Q: The idea/concept surrounding your work, can you tell us more?
The ideas and concepts surrounding my work are always personal little working outs of either things in my private life or things that I’ve caught out of the corner of my eye. The thing is to find the right materials and right scale for what you are trying to express, ‘a witness’ as I refer to it in my body of work.
My work often captures incidental traces of my time here. I don’t like to waste anything. I often take found objects and materials that have been discarded and use them as the basis for new work.
Q: Your works are very minimal and in some cases monochrome, has it always been like that?
Funny I find them neither minimal nor monochromatic. I don’t understand the terms minimal or monochromatic.
Q: You graduated in 1967, I would love to know more about the art scene in those years, and also if you could tell us more about the art scene in London in the 1980-1990 and how you see it compared to today?
If there was an art scene in Glasgow in 1967, I wasn’t interested in it.

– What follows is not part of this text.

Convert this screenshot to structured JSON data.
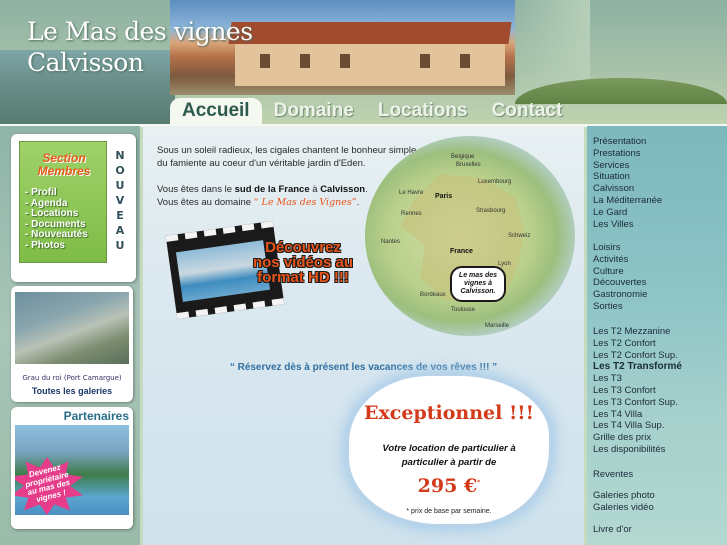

There was a very robust art scene in London during the 80’s, but I was a househusband bringing up three children. My attentions were drawn to Modern dance. I worked with Laurie Booth, Russell Maliphant, Aletta Collins and collaborated with Hans Peter Khun and Gavin Bryars. I worked as a Designer on those collaborations. To name a few, Wonderlawn and Tango.
Q: What is important to you regarding your work?
Me working on it, that’s my greatest pleasure.
Q: Can you tell me more about your routines and rituals in your daily practice?
I start off the day, picking things off the pavement on the way to my studio, and doing a small collage from the daily newspapers.
Q: Can you let us in on some of the future projects, works?
I’m currently working on some new ash paintings.